The simple answer is that Kanas and the other BankUnited investors are taking money straight from US taxpayers*: the FDIC lost $4.9 billion when it sold BankUnited, it’s guaranteeing more than 80% of the bank’s assets, and the future income stream from the FDIC to the bank is worth a whopping $800 million."
Here is how the FDIC reimbursement that Salmon refers to works. As part of the deal cut by the FDIC at the time of the failure of BankUnited, the FDIC is covering future losses associated the BankUnited failure. These losses translate into a $2.9 billion asset on the BankUnited balance sheet called the "Indemnification Asset".
As detailed in the Edgar BankUnited IPO Profile:
"Pursuant to the terms of the Loss Sharing Agreements, the Covered Assets are subject to a stated loss threshold whereby the FDIC will reimburse the Bank for 80% of losses up to the $4.0 billion stated threshold and 95% of losses in excess of the $4.0 billion stated threshold, calculated, in each case, based on UPB (or, for investment securities, unamortized cost basis) plus certain interest and expenses. The carrying value of the FDIC indemnification asset at June 30, 2010 was $2.9 billion. The Bank will reimburse the FDIC for its share of recoveries with respect to losses for which the FDIC paid the Bank a reimbursement under the Loss Sharing Agreements. The FDIC's obligation to reimburse the Company for losses with respect to the Covered Assets began with the first dollar of loss incurred. We have received $863.3 million from the FDIC in reimbursements under the Loss Sharing Agreements for claims filed for losses incurred as of June 30, 2010."

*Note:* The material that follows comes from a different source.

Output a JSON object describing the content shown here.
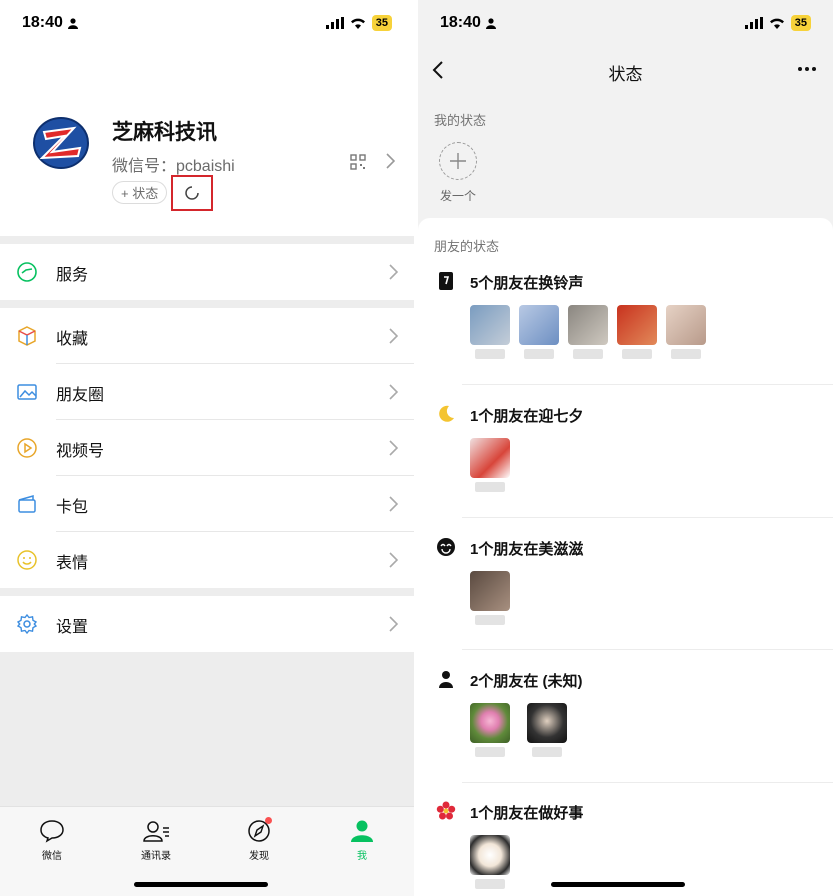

The FDIC provides coverage or a guaranty to an acquiring bank for possible additional losses on the acquired, failed bank assets. FDIC-assisted banks (or a new bank like BankUnited) carry on their balance sheet the FDIC “indemnification asset”, a receivable or "IOU" from the FDIC for the Loss Sharing Agreement obligation due from the agency over time. The indemnification asset value will adjust over time as the condition or "collectability" of the individual assets is determined and changes due to borrower and market conditions. The individual values are “rolled up” into what become the potential cumulative losses of the Loss Sharing Agreement portfolio.
An FDIC indemnification asset represents the present value of the estimated losses on covered loans to be reimbursed by the FDIC based on the applicable terms of the loss sharing agreement.
Despite the intent of "Loss Sharing" to bring order and calm to the commercial credit markets via long term asset management, some FDIC-assisted banks have raced to recognize and convert to cash loan impairments, liquidating assets as quickly as possible in order to be reimbursed by the FDIC for Loss Sharing losses.
In one of the rare instances of transparency into the Loss Sharing process as value proposition, we see that BankUnited "has received $863.3 million from the FDIC in reimbursements under the Loss Sharing Agreements for claims filed for losses incurred as of June 30, 2010" and has at least $2.9 billion (in present value) to go.